Ivern nihayet hareket ettiğinde aradan bir asırdan uzun süre geçmişti ve karşısında yepyeni bir dünya buldu. Eski benliğinin vahşet düşkünlüğü ve zalimliği, artık yüreğindeki soluk yankılardan ibaretti. Onca yıkıma sebep olan artık çok gerilerde kalmıştı. İçindeki ses sordu; neden o? Neden kendisinin canı bağışlanmıştı?

Ses üçüncü defa konuştu. ”Büyü,” dedi.

Bu söz onu tereddüde düşürdü. Ses kendisinin büyümesini mi istiyordu, yoksa kendisiyle birlikte çevresindeki dünyanın büyümesine yardım etmesini mi? Sonra muhtemelen ikisini birden kastettiğini düşündü; ne de olsa biraz fazladan büyümeden kime zarar gelirdi ki? Ivern kendisine şöyle bir göz gezdirip kabuğa dönüşmüş tenini, kolundaki mantarı, eskiden kılıç kınının durduğu yere yerleşen sincap ailesini gördü. Bu yeni bedene hayran kalmıştı. Sonra ayak parmaklarını toprağa gömüp kökler ve böceklerle iletişim kurabildiğini keşfetti. Toprağın bile kendi fikirleri vardı!

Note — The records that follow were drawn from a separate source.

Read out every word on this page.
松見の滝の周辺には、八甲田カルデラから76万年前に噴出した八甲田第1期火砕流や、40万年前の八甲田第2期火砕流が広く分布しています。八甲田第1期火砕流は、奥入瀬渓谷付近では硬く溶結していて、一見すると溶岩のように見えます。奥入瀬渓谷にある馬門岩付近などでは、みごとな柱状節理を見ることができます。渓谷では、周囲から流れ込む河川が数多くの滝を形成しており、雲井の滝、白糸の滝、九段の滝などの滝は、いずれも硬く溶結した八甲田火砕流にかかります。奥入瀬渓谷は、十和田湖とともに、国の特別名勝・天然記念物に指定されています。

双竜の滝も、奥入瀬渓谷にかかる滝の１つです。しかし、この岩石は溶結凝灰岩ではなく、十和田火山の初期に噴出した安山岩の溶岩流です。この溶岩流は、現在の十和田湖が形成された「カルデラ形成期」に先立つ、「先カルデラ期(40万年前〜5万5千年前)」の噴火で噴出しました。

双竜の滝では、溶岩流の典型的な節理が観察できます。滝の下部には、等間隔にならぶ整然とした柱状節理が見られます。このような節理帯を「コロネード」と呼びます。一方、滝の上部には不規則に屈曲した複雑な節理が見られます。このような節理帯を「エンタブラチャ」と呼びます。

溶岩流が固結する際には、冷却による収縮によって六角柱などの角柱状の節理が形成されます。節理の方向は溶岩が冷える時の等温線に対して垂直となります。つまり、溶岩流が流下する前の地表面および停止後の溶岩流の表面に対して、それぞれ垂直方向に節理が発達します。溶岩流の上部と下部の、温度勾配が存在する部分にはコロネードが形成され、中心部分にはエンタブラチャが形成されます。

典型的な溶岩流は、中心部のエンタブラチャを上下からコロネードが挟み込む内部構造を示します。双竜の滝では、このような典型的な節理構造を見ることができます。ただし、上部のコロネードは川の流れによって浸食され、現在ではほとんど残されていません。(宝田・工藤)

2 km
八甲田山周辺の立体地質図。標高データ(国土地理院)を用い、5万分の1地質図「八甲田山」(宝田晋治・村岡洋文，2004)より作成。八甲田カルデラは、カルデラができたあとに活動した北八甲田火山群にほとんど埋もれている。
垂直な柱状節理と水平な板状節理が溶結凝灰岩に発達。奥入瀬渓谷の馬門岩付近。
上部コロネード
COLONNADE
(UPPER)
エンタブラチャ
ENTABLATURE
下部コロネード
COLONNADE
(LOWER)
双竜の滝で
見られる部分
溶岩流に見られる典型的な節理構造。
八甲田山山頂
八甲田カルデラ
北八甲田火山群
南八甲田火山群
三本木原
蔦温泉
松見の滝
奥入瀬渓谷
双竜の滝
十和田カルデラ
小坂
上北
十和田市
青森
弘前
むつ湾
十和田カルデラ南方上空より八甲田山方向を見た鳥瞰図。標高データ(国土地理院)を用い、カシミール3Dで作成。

Ivern, dünya sakinlerini tanımanın harika bir başlangıç olacağına kanaat getirdi ve onları tanımaya koyuldu. Bu iş birkaç asır sürdü ama tam sayısını Ivern de kestiremiyordu çünkü kişi bu kadar eğlenirken zaman da su gibi akıp gidiyordu. Dünyayı arşın arşın dolaşıp büyük küçük demeden bütün canlılarla yakın dostluklar kurdu. Zaaflarını gözlemledi, minik huylarını keşfettikçe keyiften dört köşe oldu ve ara sıra onlara yardım eli uzattı. Tırtılların yollarını kısalttı, haylaz korkabuklarla bir olup şakalar yaptı, huysuz canavarlara sarılıp onları mutluluğa boğdu ve bilge ihtiyar yosunlarla birlikte güldü. Ivern’ün adım attığı her yerde daimi bir ilkbahar baş gösteriyor ve hayvanlar uyum içinde yaşıyordu.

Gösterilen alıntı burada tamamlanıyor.